No início de 2023, um grupo de famílias ocupou 21 moradias inacabadas em Foz do Iguaçu. Esses imóveis estão destinados a beneficiários do cadastro habitacional da prefeitura, que aguardam pela casa própria há mais de dez anos. A administração municipal informou que as obras foram paralisadas em janeiro e que o longo período de espera evidencia a ineficiência do poder público em garantir o direito à moradia.
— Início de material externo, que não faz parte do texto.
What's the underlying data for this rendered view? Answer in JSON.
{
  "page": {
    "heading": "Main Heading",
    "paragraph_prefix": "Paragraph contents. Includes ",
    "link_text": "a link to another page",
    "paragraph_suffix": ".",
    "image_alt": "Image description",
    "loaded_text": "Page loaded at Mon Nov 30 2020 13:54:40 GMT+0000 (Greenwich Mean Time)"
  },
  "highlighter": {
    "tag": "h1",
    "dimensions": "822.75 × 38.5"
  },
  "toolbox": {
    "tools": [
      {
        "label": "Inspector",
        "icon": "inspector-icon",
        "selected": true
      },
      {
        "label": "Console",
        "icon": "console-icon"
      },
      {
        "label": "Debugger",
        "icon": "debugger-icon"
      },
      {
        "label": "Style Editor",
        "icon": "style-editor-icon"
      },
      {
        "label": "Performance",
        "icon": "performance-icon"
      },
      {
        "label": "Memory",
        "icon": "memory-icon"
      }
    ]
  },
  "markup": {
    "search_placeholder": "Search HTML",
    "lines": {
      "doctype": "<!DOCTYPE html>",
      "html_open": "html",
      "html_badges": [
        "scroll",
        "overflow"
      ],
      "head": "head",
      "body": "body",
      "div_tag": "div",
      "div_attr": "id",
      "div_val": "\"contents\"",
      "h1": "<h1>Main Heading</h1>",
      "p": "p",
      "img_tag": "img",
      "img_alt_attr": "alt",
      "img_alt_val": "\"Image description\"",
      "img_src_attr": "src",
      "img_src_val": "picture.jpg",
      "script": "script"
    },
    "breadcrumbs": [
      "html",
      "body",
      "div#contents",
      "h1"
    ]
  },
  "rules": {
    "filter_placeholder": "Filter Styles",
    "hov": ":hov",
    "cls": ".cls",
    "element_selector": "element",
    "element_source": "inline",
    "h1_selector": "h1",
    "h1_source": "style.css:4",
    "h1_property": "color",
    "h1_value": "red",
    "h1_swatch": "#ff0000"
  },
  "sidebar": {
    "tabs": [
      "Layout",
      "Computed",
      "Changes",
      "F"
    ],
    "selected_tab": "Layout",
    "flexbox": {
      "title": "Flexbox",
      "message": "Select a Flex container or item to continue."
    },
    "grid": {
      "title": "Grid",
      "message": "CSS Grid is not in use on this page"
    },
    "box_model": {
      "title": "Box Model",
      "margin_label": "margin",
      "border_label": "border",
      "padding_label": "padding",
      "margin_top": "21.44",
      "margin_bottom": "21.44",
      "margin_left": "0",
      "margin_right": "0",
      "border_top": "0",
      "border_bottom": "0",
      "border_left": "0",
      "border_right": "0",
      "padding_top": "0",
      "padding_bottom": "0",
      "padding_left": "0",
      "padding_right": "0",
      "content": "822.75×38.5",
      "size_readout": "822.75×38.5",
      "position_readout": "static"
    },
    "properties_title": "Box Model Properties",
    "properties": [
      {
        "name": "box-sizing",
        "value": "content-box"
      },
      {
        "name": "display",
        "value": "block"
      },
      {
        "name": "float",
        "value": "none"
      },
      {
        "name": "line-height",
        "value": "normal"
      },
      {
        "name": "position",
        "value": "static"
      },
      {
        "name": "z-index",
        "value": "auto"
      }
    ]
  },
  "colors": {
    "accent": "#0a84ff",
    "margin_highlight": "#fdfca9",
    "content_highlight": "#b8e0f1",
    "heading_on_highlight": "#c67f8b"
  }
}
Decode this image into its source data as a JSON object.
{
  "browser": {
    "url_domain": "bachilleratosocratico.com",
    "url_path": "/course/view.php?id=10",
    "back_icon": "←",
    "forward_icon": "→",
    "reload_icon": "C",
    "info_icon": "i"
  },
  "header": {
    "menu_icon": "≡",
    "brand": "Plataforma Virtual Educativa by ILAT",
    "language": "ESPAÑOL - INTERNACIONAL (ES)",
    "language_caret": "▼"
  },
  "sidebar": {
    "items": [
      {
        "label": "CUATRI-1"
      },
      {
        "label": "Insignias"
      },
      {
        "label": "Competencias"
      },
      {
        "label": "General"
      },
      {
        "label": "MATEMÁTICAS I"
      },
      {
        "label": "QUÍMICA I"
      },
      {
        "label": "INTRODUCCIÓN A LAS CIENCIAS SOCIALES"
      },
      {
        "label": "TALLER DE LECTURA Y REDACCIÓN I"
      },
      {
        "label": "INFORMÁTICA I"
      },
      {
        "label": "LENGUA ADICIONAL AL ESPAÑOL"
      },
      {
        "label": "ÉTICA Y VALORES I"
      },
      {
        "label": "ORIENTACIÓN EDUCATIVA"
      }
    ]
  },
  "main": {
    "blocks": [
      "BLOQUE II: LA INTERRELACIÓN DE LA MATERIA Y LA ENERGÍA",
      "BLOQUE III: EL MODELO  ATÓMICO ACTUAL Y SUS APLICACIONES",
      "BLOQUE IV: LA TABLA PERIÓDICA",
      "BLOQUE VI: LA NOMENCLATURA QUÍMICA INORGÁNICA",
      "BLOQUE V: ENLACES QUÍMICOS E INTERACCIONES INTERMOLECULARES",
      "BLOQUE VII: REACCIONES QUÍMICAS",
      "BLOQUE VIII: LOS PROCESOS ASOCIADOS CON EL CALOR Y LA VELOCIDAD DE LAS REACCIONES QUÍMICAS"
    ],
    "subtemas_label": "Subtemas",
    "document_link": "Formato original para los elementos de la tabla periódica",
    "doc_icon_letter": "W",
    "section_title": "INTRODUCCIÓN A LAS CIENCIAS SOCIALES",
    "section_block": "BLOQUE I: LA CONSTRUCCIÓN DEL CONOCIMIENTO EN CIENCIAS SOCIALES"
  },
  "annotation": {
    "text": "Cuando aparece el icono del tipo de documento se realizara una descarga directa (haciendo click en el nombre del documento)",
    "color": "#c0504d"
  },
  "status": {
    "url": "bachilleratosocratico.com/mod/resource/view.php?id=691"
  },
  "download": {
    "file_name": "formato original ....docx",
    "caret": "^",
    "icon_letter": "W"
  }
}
O déficit habitacional na cidade é alarmante. As chaves das novas moradias entregues não atendem à demanda crescente, e a situação se torna ainda mais crítica quando as políticas públicas falham em oferecer soluções rápidas. Nesse cenário, o acesso à moradia deixa de ser um direito garantido e se transforma em um caso judicial, levando as famílias a recorrerem à Justiça para reivindicar o que deveria ser um direito básico.
Dados do Instituto de Habitação de Foz do Iguaçu (Fozhabita) revelam que atualmente existem 8.685 famílias cadastradas no sistema habitacional. Desses, 3.732 têm suas situações atualizadas e estão aptas a participar de seleções para a moradia popular. Contudo, a gestão municipal não consegue estabelecer um prazo médio para o atendimento, uma vez que o cadastro não funciona como uma fila organizada e a liberação das moradias depende da disponibilidade de novos empreendimentos, conforme as diretrizes de cada programa.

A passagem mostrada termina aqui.